In July 1992, Adam Sweeting of The Guardian wrote that the song "promised much in a Radio One friendly kind of way", but believed it was not aptly followed upon. In 1999, Manchester Evening News called it an "infectiously catchy" single. Writing in 2003, British columnist James Masterton commented that the song was "[t]he fruits of a long touring career" which began in the mid-1980s and said it is "right up there with Ride's 'Twisterella' as the closest the early 90s 'baggy' sound ever got to pure pop, a shoegazing hit that it was possible to get drunk and stupid to – especially when the guitar solo kicked in." He noted that, peaking at number 18, it was "actually a smaller hit than most people remember", adding that the Vodafone-inspired 2003 re-release did not rectify the situation "as the track can do little more than creep into the Top 20, landing just one place behind its original 1991 peak.
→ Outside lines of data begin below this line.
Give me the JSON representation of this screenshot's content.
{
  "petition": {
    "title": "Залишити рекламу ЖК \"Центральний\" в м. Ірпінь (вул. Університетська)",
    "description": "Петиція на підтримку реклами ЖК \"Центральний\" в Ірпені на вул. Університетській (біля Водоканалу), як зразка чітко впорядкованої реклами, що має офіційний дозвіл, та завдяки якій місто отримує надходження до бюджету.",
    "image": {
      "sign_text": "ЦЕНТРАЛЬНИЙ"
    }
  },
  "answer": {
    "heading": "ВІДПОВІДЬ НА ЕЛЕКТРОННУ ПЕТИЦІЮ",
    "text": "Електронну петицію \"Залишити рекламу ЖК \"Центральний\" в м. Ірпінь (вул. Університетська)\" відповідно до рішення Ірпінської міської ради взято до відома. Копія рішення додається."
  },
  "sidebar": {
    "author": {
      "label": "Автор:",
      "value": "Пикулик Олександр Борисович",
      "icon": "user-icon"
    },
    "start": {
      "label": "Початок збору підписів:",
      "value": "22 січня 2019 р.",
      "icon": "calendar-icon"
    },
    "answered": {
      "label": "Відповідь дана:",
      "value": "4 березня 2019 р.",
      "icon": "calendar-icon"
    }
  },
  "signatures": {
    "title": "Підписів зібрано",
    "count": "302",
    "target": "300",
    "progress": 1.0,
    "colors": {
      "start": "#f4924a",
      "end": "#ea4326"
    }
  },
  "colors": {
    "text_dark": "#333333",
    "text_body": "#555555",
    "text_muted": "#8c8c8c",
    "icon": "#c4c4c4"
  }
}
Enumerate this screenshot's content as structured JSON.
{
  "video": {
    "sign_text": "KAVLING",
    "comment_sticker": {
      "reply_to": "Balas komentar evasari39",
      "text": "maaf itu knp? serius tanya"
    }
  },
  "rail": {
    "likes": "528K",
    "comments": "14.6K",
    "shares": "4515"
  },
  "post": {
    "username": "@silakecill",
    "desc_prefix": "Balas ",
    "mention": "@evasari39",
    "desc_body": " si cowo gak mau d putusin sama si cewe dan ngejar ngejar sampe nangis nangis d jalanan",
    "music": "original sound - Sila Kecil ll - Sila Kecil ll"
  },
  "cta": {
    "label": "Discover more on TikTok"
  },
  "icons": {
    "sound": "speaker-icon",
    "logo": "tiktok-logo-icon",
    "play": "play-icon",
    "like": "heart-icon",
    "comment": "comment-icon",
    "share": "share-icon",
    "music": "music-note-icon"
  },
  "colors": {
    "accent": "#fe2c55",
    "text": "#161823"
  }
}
Still if nothing else it is a joy to see what has been for too long an unlauded classic back in the charts."

==Track listings==
- 7-inch and cassette single (1991)
1. "Can You Dig It?" – 3:59
2. "Lose Yourself" – 3:43

- 12-inch single (1991)
A1. "Can You Dig It?" (extended mix) – 5:55
B1. "Lose Yourself" – 3:43
B2. "Lay Me Down" (live) – 6:43

- UK CD single (1991)
1. "Can You Dig It?" – 3:59
2. "Can You Dig It?" (extended mix) – 5:55
3. "Lose Yourself" – 3:43
4. "Lay Me Down" (live) – 6:43

- UK and European CD single (2003)
5. "Can You Dig It?" (Fatboy Slim and Simon Thornton 2003 remix radio edit) – 3:53
6. "Can You Dig It?" (original version) – 4:07
7. "Can You Dig It?" (Fatboy Slim and Simon Thornton 2003 remix) – 4:11
8. "Can You Dig It?" (Fatboy Slim and Simon Thornton 2003 remix instrumental) – 4:11

==Charts==
===Original version===

| Chart (1991) | Peak position |
|---|---|
| Europe (Eurochart Hot 100) | 57 |
| Europe (European Hit Radio) | 25 |
| Ireland (IRMA) | 12 |
| UK Singles (OCC) | 18 |
| UK Airplay (Music Week) | 10 |
| US Modern Rock Tracks (Billboard) | 19 |

===2003 remix===

| Chart (2003) | Peak position |
|---|---|
| Europe (Eurochart Hot 100) | 65 |
| Greece (IFPI) | 40 |
| Ireland (IRMA) | 34 |
| Netherlands (Single Top 100) | 96 |
| Scotland Singles (OCC) | 17 |
| UK Singles (OCC) | 19 |

==Legacy==
"Can You Dig It?" is the theme song of SSE Airtricity League Live on RTÉ. In 2012, the song was used by online casino Gala Bingo in an advertisement.